Application to each medical condition. And in evaluating whether the risks addressed by the safety-based qualification standard constitute a business necessity, courts “take into account the magnitude of possible harm as well as the probability of occurrence’” in light of the various medical conditions to which it applied. This would require answering many individual questions, which was shown by the fact that the named plaintiffs themselves had varying conditions, with one having had a cardiomyopathy, another a pacemaker that could malfunction if near electromagnetic forces, and another suffered from PTSD and substance abuse.
Restrictions individually evaluated. Though the employees nevertheless argued that the railroad uniformly applied its policy by using a “single set of medical standards” to evaluate its employees during the FFD evaluation, it also gave employees who met those standards “functional work restrictions” that were evaluated by their individual supervisors to determine whether they could still perform the essential functions of the job with or without an accommodation.

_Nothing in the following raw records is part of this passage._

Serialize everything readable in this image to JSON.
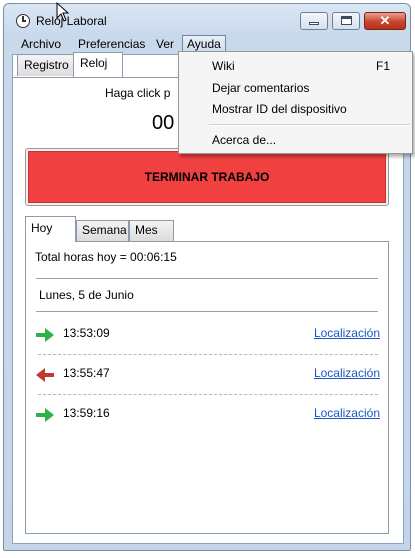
{
  "window": {
    "title": "Reloj Laboral",
    "close_glyph": "✕"
  },
  "menubar": {
    "items": [
      "Archivo",
      "Preferencias",
      "Ver",
      "Ayuda"
    ]
  },
  "tabs": [
    "Registro",
    "Reloj"
  ],
  "reloj": {
    "hint": "Haga click p",
    "timer": "00",
    "stop_button": "TERMINAR TRABAJO"
  },
  "inner_tabs": [
    "Hoy",
    "Semana",
    "Mes"
  ],
  "today": {
    "total": "Total horas hoy = 00:06:15",
    "date": "Lunes, 5 de Junio",
    "entries": [
      {
        "time": "13:53:09",
        "link": "Localización",
        "direction": "in"
      },
      {
        "time": "13:55:47",
        "link": "Localización",
        "direction": "out"
      },
      {
        "time": "13:59:16",
        "link": "Localización",
        "direction": "in"
      }
    ]
  },
  "help_menu": {
    "items": [
      {
        "label": "Wiki",
        "shortcut": "F1"
      },
      {
        "label": "Dejar comentarios",
        "shortcut": ""
      },
      {
        "label": "Mostrar ID del dispositivo",
        "shortcut": ""
      },
      {
        "label": "Acerca de...",
        "shortcut": ""
      }
    ]
  },
  "colors": {
    "in_arrow": "#2bb34a",
    "out_arrow": "#c0392b",
    "stop_button": "#f04040",
    "link": "#1a56c4"
  }
}
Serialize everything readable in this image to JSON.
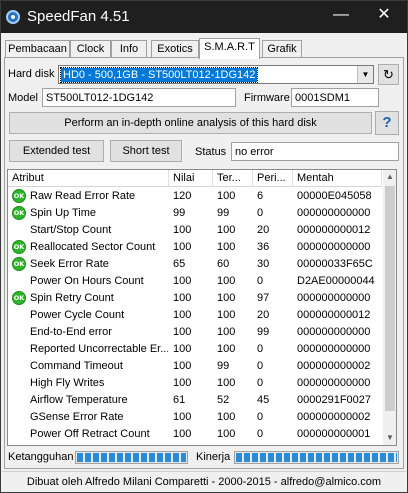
{
  "window": {
    "title": "SpeedFan 4.51",
    "minimize": "—",
    "close": "✕"
  },
  "tabs": [
    "Pembacaan",
    "Clock",
    "Info",
    "Exotics",
    "S.M.A.R.T",
    "Grafik"
  ],
  "active_tab": "S.M.A.R.T",
  "hard_disk": {
    "label": "Hard disk",
    "selected": "HD0 - 500,1GB - ST500LT012-1DG142"
  },
  "model": {
    "label": "Model",
    "value": "ST500LT012-1DG142"
  },
  "firmware": {
    "label": "Firmware",
    "value": "0001SDM1"
  },
  "analysis_button": "Perform an in-depth online analysis of this hard disk",
  "help_button": "?",
  "extended_test_button": "Extended test",
  "short_test_button": "Short test",
  "status": {
    "label": "Status",
    "value": "no error"
  },
  "table": {
    "columns": [
      "Atribut",
      "Nilai",
      "Ter...",
      "Peri...",
      "Mentah"
    ],
    "rows": [
      {
        "ok": true,
        "atribut": "Raw Read Error Rate",
        "nilai": "120",
        "ter": "100",
        "peri": "6",
        "mentah": "00000E045058"
      },
      {
        "ok": true,
        "atribut": "Spin Up Time",
        "nilai": "99",
        "ter": "99",
        "peri": "0",
        "mentah": "000000000000"
      },
      {
        "ok": false,
        "atribut": "Start/Stop Count",
        "nilai": "100",
        "ter": "100",
        "peri": "20",
        "mentah": "000000000012"
      },
      {
        "ok": true,
        "atribut": "Reallocated Sector Count",
        "nilai": "100",
        "ter": "100",
        "peri": "36",
        "mentah": "000000000000"
      },
      {
        "ok": true,
        "atribut": "Seek Error Rate",
        "nilai": "65",
        "ter": "60",
        "peri": "30",
        "mentah": "00000033F65C"
      },
      {
        "ok": false,
        "atribut": "Power On Hours Count",
        "nilai": "100",
        "ter": "100",
        "peri": "0",
        "mentah": "D2AE00000044"
      },
      {
        "ok": true,
        "atribut": "Spin Retry Count",
        "nilai": "100",
        "ter": "100",
        "peri": "97",
        "mentah": "000000000000"
      },
      {
        "ok": false,
        "atribut": "Power Cycle Count",
        "nilai": "100",
        "ter": "100",
        "peri": "20",
        "mentah": "000000000012"
      },
      {
        "ok": false,
        "atribut": "End-to-End error",
        "nilai": "100",
        "ter": "100",
        "peri": "99",
        "mentah": "000000000000"
      },
      {
        "ok": false,
        "atribut": "Reported Uncorrectable Er...",
        "nilai": "100",
        "ter": "100",
        "peri": "0",
        "mentah": "000000000000"
      },
      {
        "ok": false,
        "atribut": "Command Timeout",
        "nilai": "100",
        "ter": "99",
        "peri": "0",
        "mentah": "000000000002"
      },
      {
        "ok": false,
        "atribut": "High Fly Writes",
        "nilai": "100",
        "ter": "100",
        "peri": "0",
        "mentah": "000000000000"
      },
      {
        "ok": false,
        "atribut": "Airflow Temperature",
        "nilai": "61",
        "ter": "52",
        "peri": "45",
        "mentah": "0000291F0027"
      },
      {
        "ok": false,
        "atribut": "GSense Error Rate",
        "nilai": "100",
        "ter": "100",
        "peri": "0",
        "mentah": "000000000002"
      },
      {
        "ok": false,
        "atribut": "Power Off Retract Count",
        "nilai": "100",
        "ter": "100",
        "peri": "0",
        "mentah": "000000000001"
      }
    ]
  },
  "ok_icon_text": "OK",
  "fitness": {
    "label": "Ketangguhan",
    "level_percent": 100
  },
  "performance": {
    "label": "Kinerja",
    "level_percent": 100
  },
  "footer": "Dibuat oleh Alfredo Milani Comparetti - 2000-2015 - alfredo@almico.com",
  "colors": {
    "selection": "#0078d7",
    "ok_green": "#2fb52a",
    "bar_blue": "#2a8cd8",
    "titlebar": "#1f1f1f"
  }
}
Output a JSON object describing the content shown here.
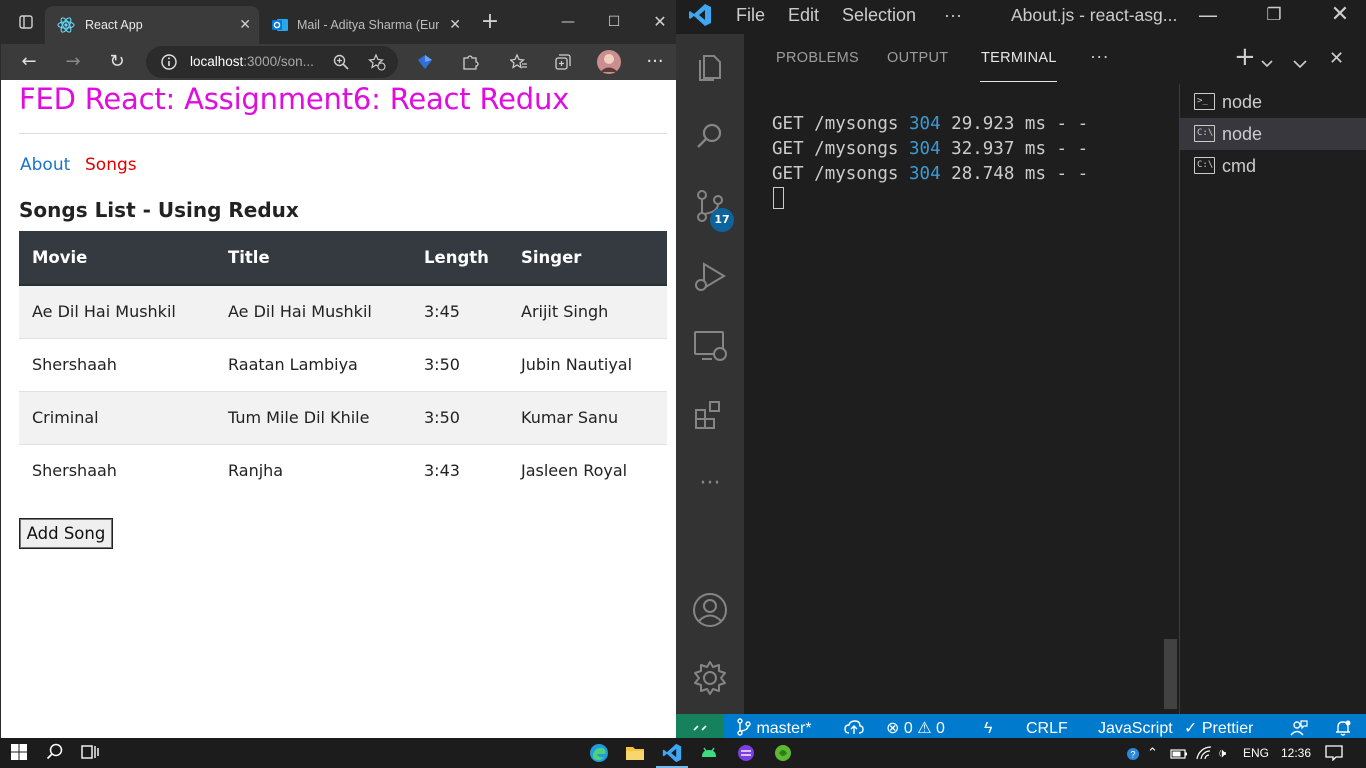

Different outcomes despite same disability. The supervisors made independent determinations in this regard that led to varying—and individualized—outcomes. For example, of 18 employees with a cardiac pacemaker who underwent a FFD evaluation, some were cleared to work with no restrictions, some were cleared with permanent restrictions, some were accommodated, and only one was referred to the accommodation committee. Thus, employees with the same disability did not automatically receive the same outcome under the policy.
Accordingly, both the text of the ADA and the record demonstrated that the district court would need to consider the unique circumstances of each position in question to determine whether the policy was unlawfully discriminatory. Indeed, even the plaintiffs acknowledged that their “common predominant question”—whether the FFD policy was unlawfully discriminatory—required first asking the subsidiary question of whether the policy was consistent with business necessity. This was “inherently an individualized question, defeating both predominance and cohesiveness.”
The Eighth Circuit emphasized that it was not deciding the merits of the lawfulness of the FFD policy, only that it was a “highly individualized question” that did not allow class certification under Rule 23(b)(2) and (b)(3). The appeals court also did not reject the possibility that a class bringing an ADA claim through the Teamsters framework could be certified under Rule 23 if, for example, a number of employees from the same or similar positions with the same or similar disabilities sought to challenge Union Pacific’s policy.
Concurrence. Concurring separately, Judge Jane Kelly agreed that the class was improperly certified, but opined that the error was in certifying a class containing 650 different jobs, not in certifying a class of individuals who had different disabilities.